Ainda no século XVII, nas classes dominantes, surgiu a primeira concepção real de infância, a
partir da observação dos movimentos de dependência das crianças muito pequenas. O adulto
passou, então, pouco a pouco, a preocupar-se com ela como um ser dependente e fraco (Levin,
1997). Comenta o autor, que ultrapassar esta fase da vida só para quem saísse da dependência,
ou pelo menos dos graus mais baixos de dependência, desse modo a palavra infância passou a
designar a primeira idade de vida, a idade da necessidade de proteção, que perdura até os dias
de hoje.

Percebe-se, portanto que até o século XVII, a ciência desconhecia a infância, não havia lugar
para esta na sociedade, fato caracterizado pela inexistência de uma expressão particular a ela.
Só então, a partir das idéias de proteção, amparo, dependência, que surge a infância. As crianças
passaram a ser vistas como seres biológicos, que necessitavam de grandes cuidados e de uma
rígida disciplina, a fim de transformá-las em adultos socialmente aceitos.
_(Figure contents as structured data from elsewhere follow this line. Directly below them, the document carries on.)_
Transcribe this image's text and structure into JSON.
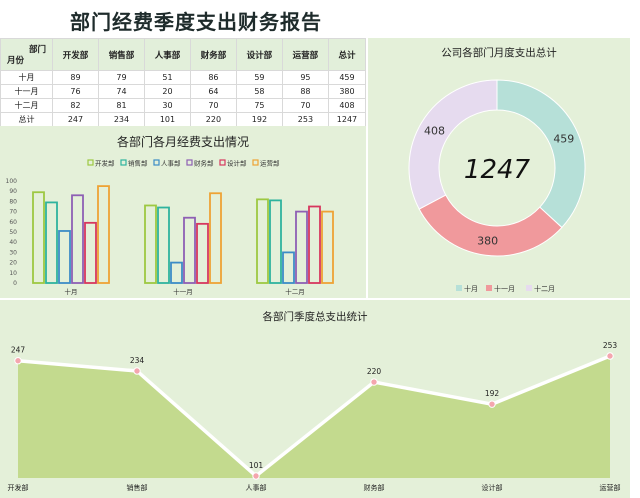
{
  "title": "部门经费季度支出财务报告",
  "table": {
    "corner_dept": "部门",
    "corner_month": "月份",
    "headers": [
      "开发部",
      "销售部",
      "人事部",
      "财务部",
      "设计部",
      "运营部",
      "总计"
    ],
    "rows": [
      {
        "label": "十月",
        "cells": [
          "89",
          "79",
          "51",
          "86",
          "59",
          "95",
          "459"
        ]
      },
      {
        "label": "十一月",
        "cells": [
          "76",
          "74",
          "20",
          "64",
          "58",
          "88",
          "380"
        ]
      },
      {
        "label": "十二月",
        "cells": [
          "82",
          "81",
          "30",
          "70",
          "75",
          "70",
          "408"
        ]
      },
      {
        "label": "总计",
        "cells": [
          "247",
          "234",
          "101",
          "220",
          "192",
          "253",
          "1247"
        ]
      }
    ]
  },
  "chart_data": [
    {
      "type": "bar",
      "title": "各部门各月经费支出情况",
      "categories": [
        "十月",
        "十一月",
        "十二月"
      ],
      "series": [
        {
          "name": "开发部",
          "values": [
            89,
            76,
            82
          ],
          "color": "#9dc842"
        },
        {
          "name": "销售部",
          "values": [
            79,
            74,
            81
          ],
          "color": "#2fb39e"
        },
        {
          "name": "人事部",
          "values": [
            51,
            20,
            30
          ],
          "color": "#3c8cc6"
        },
        {
          "name": "财务部",
          "values": [
            86,
            64,
            70
          ],
          "color": "#8e5fb4"
        },
        {
          "name": "设计部",
          "values": [
            59,
            58,
            75
          ],
          "color": "#d7375e"
        },
        {
          "name": "运营部",
          "values": [
            95,
            88,
            70
          ],
          "color": "#eea335"
        }
      ],
      "yticks": [
        "0",
        "10",
        "20",
        "30",
        "40",
        "50",
        "60",
        "70",
        "80",
        "90",
        "100"
      ],
      "ylim": [
        0,
        100
      ],
      "legend": "top"
    },
    {
      "type": "pie",
      "title": "公司各部门月度支出总计",
      "center_label": "1247",
      "labels": [
        "十月",
        "十一月",
        "十二月"
      ],
      "values": [
        459,
        380,
        408
      ],
      "colors": [
        "#b6e0d8",
        "#f0999c",
        "#e6dbef"
      ],
      "legend": "bottom"
    },
    {
      "type": "area",
      "title": "各部门季度总支出统计",
      "categories": [
        "开发部",
        "销售部",
        "人事部",
        "财务部",
        "设计部",
        "运营部"
      ],
      "values": [
        247,
        234,
        101,
        220,
        192,
        253
      ],
      "fill_color": "#c3da8e",
      "marker_color": "#f4a6ae"
    }
  ]
}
Segundo Heywood (2004), ao analisar o século XVIII, a emergência social da criança nesse
século aconteceu devido às obras de John Locke, Jean Jacques Rousseau e dos primeiros
românticos. Cita o autor que foi Locke que difundiu a idéia da tábula rasa para o
desenvolvimento infantil e de que a criança nascia apenas como uma folha em branco, na qual,
se poderia inscrever o que se quisesse.

Enquanto que, para Rousseau, existia a idéia de natureza boa, pura e ingênua da criança, e da
necessidade de respeitá-la e deixá-la livre para que a natureza pudesse agir no seu curso normal,
15

favorecendo o pleno desenvolvimento saudável das crianças. Já em relação às concepções


românticas da infância, apresentaram as crianças como portadoras de sabedoria, sensibilidade,
e estética apurada, necessitando que se criassem condições favoráveis para o seu pleno
desenvolvimento.

Assim, cabe destacar, que o tratamento diferenciado remetido à infância aparece entre os séculos
XVI e XVIII. Até essa época a educação das crianças confundia-se com sua inclusão nas
atividades da sociedade e nos espaços públicos, porém com a Revolução Industrial e a
conseqüente urbanização, inicia-se o processo da família nuclear extensa do período feudal
(Rabuske, Oliveira & Aripini, 2005).

Já no século XIX inaugura-se uma visão de criança sem valor econômico, mas de valor
emocional inquestionável, criando uma concepção de infância plenamente aceita no século XX.
Na verdade, como é possível perceber, “a história cultural da infância tem seus marcos, mas
também se move por linhas sinuosas com o passar dos séculos: a criança poderia ser considerada
impura no início do século XX tanto quanto na alta Idade Média” (Heywood, 2004, p. 45).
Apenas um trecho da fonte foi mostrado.